CLAPs were no charity, but the government’s most powerful weapon for buying votes. Thus, the regime weaponised hunger to stay in power.

My in-laws resisted getting the homeland card, until it was made mandatory for everything, including hospital visits.

My former father-in-law died in 2020 due to failing health and lack of medical care. My wife couldn’t visit her father in his last months or even attend his funeral because it took more than a year to get her passport renewed. The excuses ranged from: "We don’t have money" and "Passports are printed but stuck in Spain", to "The machines aren’t working" and "We don’t have support staff".

Every time I visited the Venezuelan Embassy in New Delhi, it grew smaller. It went from occupying the entire ground floor to becoming a tiny apartment.

Looking beyond the markets and streets, it became clear how deeply the regime had co-opted the state. From 2020 onwards, over half of Maduro’s cabinet members were active military officers. Even the Governors of many states, supposedly local leaders, were generals.

The Aftermath of the 'Dark' Years

My mother-in-law, who visited India in 2022-23, was surprised to see people brandishing cellphones in public, among other things. Doing that back home is an invitation for robbery, she says.

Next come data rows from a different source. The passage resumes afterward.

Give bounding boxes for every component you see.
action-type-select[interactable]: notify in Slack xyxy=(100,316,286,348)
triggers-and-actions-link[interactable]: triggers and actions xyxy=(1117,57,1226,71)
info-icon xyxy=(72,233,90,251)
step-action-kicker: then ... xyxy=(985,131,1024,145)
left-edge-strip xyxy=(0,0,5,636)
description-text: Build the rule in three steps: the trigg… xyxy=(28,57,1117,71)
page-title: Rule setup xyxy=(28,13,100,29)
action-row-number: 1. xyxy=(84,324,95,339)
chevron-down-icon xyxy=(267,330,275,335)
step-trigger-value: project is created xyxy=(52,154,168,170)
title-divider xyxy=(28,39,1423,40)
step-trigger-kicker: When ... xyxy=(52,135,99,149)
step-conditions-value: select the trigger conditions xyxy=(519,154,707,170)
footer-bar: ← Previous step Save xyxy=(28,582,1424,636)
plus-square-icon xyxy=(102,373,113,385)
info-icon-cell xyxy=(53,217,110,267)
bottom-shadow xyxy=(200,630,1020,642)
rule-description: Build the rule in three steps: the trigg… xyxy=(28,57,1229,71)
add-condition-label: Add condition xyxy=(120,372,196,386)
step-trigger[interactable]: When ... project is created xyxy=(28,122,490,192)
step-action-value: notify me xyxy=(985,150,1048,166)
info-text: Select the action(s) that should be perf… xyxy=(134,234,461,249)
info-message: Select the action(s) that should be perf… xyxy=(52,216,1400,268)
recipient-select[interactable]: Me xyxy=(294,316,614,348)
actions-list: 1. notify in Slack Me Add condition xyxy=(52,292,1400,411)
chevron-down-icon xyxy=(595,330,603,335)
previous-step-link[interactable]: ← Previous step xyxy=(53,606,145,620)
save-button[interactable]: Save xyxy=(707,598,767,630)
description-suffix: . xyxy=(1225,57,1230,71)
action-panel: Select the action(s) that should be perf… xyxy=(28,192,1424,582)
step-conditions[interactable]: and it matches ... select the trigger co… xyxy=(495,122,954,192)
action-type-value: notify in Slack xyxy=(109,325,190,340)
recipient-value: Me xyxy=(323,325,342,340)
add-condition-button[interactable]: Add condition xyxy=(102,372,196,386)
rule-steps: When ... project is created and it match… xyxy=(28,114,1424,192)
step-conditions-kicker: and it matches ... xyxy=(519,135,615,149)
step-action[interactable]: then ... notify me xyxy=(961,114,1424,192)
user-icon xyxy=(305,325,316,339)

Mirta, whose grandfather migrated from Spain to Venezuela, had once promised never to leave her homeland. Now, she has sold her big house for a paltry sum and moved in with her son in Argentina. When I texted her recently saying that Maduro will face jail time, she sent a 'smiley' emoji and said, “Si dios permite” (If God allows).

Data from the United Nations show that roughly 8 million people have fled Venezuela since 2014.

Look around any Latin American city, and you’ll see Venezuelan faces: doctors, students, mothers, who’ve left behind homes, jobs, entire families, just searching for safety.

I don’t support the US' invasion of Venezuela. But I won’t pretend that the picture of Maduro handcuffed and blindfolded didn’t stir something in me. For the first time in years, many Venezuelans I know felt hope that perhaps the nightmare could end soon. They have already sacrificed so much—careers, homes, and whatnot, that the idea of a new beginning, however drastic, feels like a lifeline.

All of us, in one way or another, are still waiting for that miracle.